In 1892, he was elected “delegado” of the Partido Revolucionario Cubano.
Surrounded by Cuban independence fighters in exile, he began to plan the invasion of Cuba from New York.
Death in Cuba
The invasion was launched in 1895.
Accompanied by exiled revolutionaries, Martí joined General Máximo Gómez in Santo Domingo.
They landed in Cuba where they met up with the famous General Antonio Maceo, another leading figure of the Cuban war of independence, and his army.
José Martí was appointed “major general of the liberation army”, but died a few months later at the battle of Dos Rios, the first battle fought against the Spaniards.
The war of independence lasted from 1895 to 1898 and ended with the victory of the Cuban liberation army, thanks to the decisive support of the American army.
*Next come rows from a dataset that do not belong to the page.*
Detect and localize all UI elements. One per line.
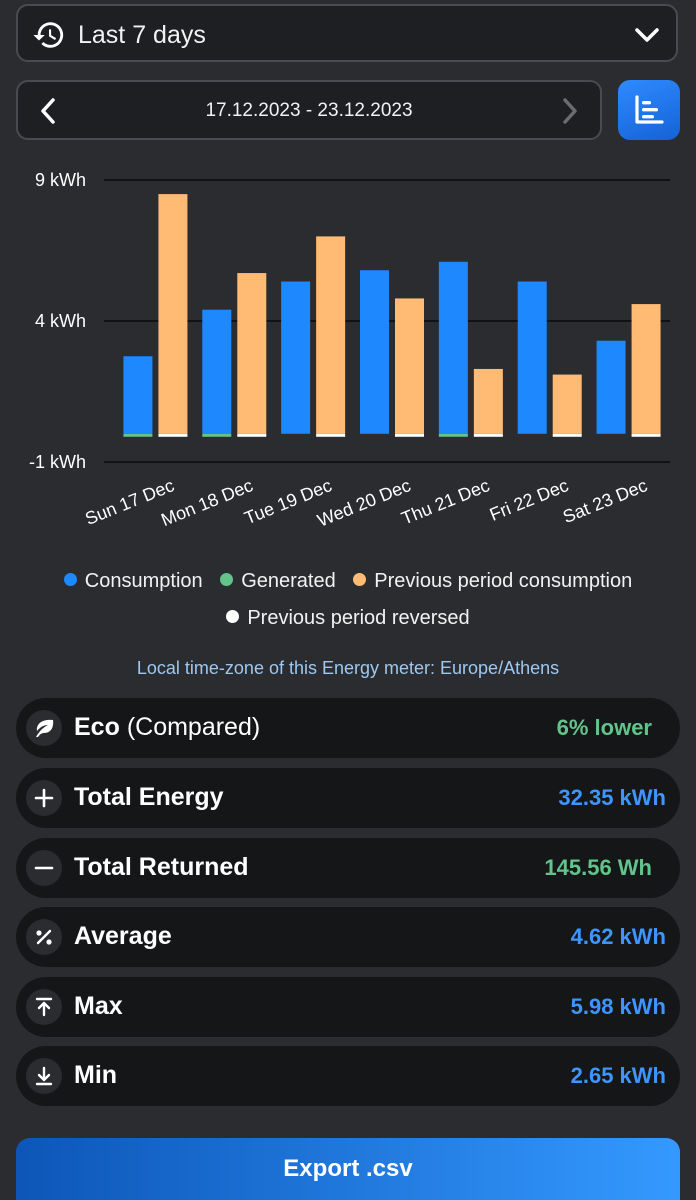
arrow-to-bottom-icon — [26, 1058, 62, 1094]
stat-value: 32.35 kWh — [558, 785, 666, 810]
history-icon — [33, 22, 64, 48]
bar-previous-consumption — [316, 236, 346, 434]
y-tick-label: 4 kWh — [35, 311, 86, 331]
bar-previous-consumption — [631, 304, 661, 434]
legend-dot — [353, 573, 367, 586]
bar-previous-consumption — [552, 374, 582, 434]
bar-generated — [202, 433, 232, 437]
bar-consumption — [360, 270, 389, 434]
stat-label: Total Returned — [74, 853, 249, 881]
chevron-down-icon[interactable] — [634, 24, 660, 46]
stat-value: 2.65 kWh — [570, 1063, 666, 1088]
bar-previous-consumption — [395, 298, 424, 434]
stat-average: Average 4.62 kWh — [16, 907, 680, 967]
bar-consumption — [438, 261, 468, 434]
bar-consumption — [517, 281, 547, 434]
legend-dot — [63, 573, 77, 586]
legend-label: Consumption — [84, 570, 203, 592]
legend-item-generated[interactable]: Generated — [220, 570, 336, 593]
chart-legend: Consumption Generated Previous period co… — [0, 570, 696, 593]
legend-item-previous-reversed[interactable]: Previous period reversed — [226, 607, 470, 630]
bar-previous-consumption — [237, 273, 267, 434]
minus-icon — [26, 850, 62, 886]
bar-previous-reversed — [316, 433, 346, 437]
x-tick-label: Fri 22 Dec — [487, 475, 571, 525]
stat-value: 145.56 Wh — [544, 855, 652, 880]
percent-icon — [26, 919, 62, 955]
bar-consumption — [123, 356, 153, 434]
stat-value: 5.98 kWh — [570, 994, 666, 1019]
y-tick-label: 9 kWh — [35, 170, 86, 190]
stat-value: 6% lower — [556, 715, 652, 740]
period-selector[interactable]: Last 7 days — [16, 4, 678, 62]
leaf-icon — [26, 710, 62, 746]
bar-generated — [123, 433, 153, 437]
chevron-right-icon[interactable] — [558, 96, 582, 126]
stat-label: Average — [74, 922, 172, 950]
stat-label: Min — [74, 1061, 118, 1089]
stat-eco: Eco (Compared) 6% lower — [16, 698, 680, 758]
date-range-text: 17.12.2023 - 23.12.2023 — [205, 100, 413, 121]
timezone-note: Local time-zone of this Energy meter: Eu… — [136, 658, 560, 678]
bar-previous-reversed — [552, 433, 582, 437]
bar-previous-reversed — [237, 433, 267, 437]
x-tick-label: Mon 18 Dec — [158, 475, 255, 530]
export-csv-button[interactable]: Export .csv — [16, 1138, 680, 1200]
legend-label: Previous period reversed — [247, 607, 470, 629]
bar-consumption — [596, 340, 626, 434]
stat-total-returned: Total Returned 145.56 Wh — [16, 838, 680, 898]
bar-previous-consumption — [473, 368, 503, 434]
bar-chart-icon — [635, 95, 664, 124]
legend-label: Previous period consumption — [374, 570, 633, 592]
legend-label: Generated — [241, 570, 336, 592]
stat-value: 4.62 kWh — [570, 924, 666, 949]
bar-previous-reversed — [158, 433, 188, 437]
stat-label: Total Energy — [74, 783, 224, 811]
x-tick-label: Sat 23 Dec — [560, 475, 650, 527]
stat-sublabel: (Compared) — [126, 713, 261, 741]
bar-consumption — [281, 281, 311, 434]
legend-item-previous-consumption[interactable]: Previous period consumption — [353, 570, 632, 593]
bar-previous-reversed — [395, 433, 424, 437]
chart-view-toggle-button[interactable] — [618, 80, 680, 140]
bar-previous-reversed — [473, 433, 503, 437]
stat-max: Max 5.98 kWh — [16, 977, 680, 1037]
bar-previous-consumption — [158, 194, 188, 434]
stat-label: Eco — [74, 713, 120, 741]
bar-generated — [438, 433, 468, 437]
arrow-to-top-icon — [26, 989, 62, 1025]
y-tick-label: -1 kWh — [29, 452, 86, 472]
stat-total-energy: Total Energy 32.35 kWh — [16, 768, 680, 828]
legend-dot — [220, 573, 234, 586]
bar-consumption — [202, 309, 232, 434]
bar-previous-reversed — [631, 433, 661, 437]
legend-dot — [226, 610, 240, 623]
period-label: Last 7 days — [78, 21, 206, 49]
x-tick-label: Thu 21 Dec — [399, 475, 493, 528]
stat-min: Min 2.65 kWh — [16, 1046, 680, 1106]
date-range-navigator: 17.12.2023 - 23.12.2023 — [16, 80, 602, 140]
stat-label: Max — [74, 992, 123, 1020]
chevron-left-icon[interactable] — [36, 96, 60, 126]
plus-icon — [26, 780, 62, 816]
legend-item-consumption[interactable]: Consumption — [63, 570, 203, 593]
chart-legend-row-2: Previous period reversed — [0, 607, 696, 630]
Cuba then came under the domination of the United States, before obtaining its independence in 1902, and then again under American control from 1905 to 1909.
To go further
If you are intrigued and want to know more about José Marti, we recommend you read José Marti.
The freedom of Cuba and Latin America.
And to discover the poetic work of José Marti: Vers Libres.
José Martí, a key figure in Cuban independence, was the great theoretician of Latin American anti-colonialism in the 19th century.
His revolutionary thinking had a profound impact on Cuban society.
Fidel Castro presents himself as the heir of José Martí, to whom he will make more than 10 references in his famous speech “History will absolve me”.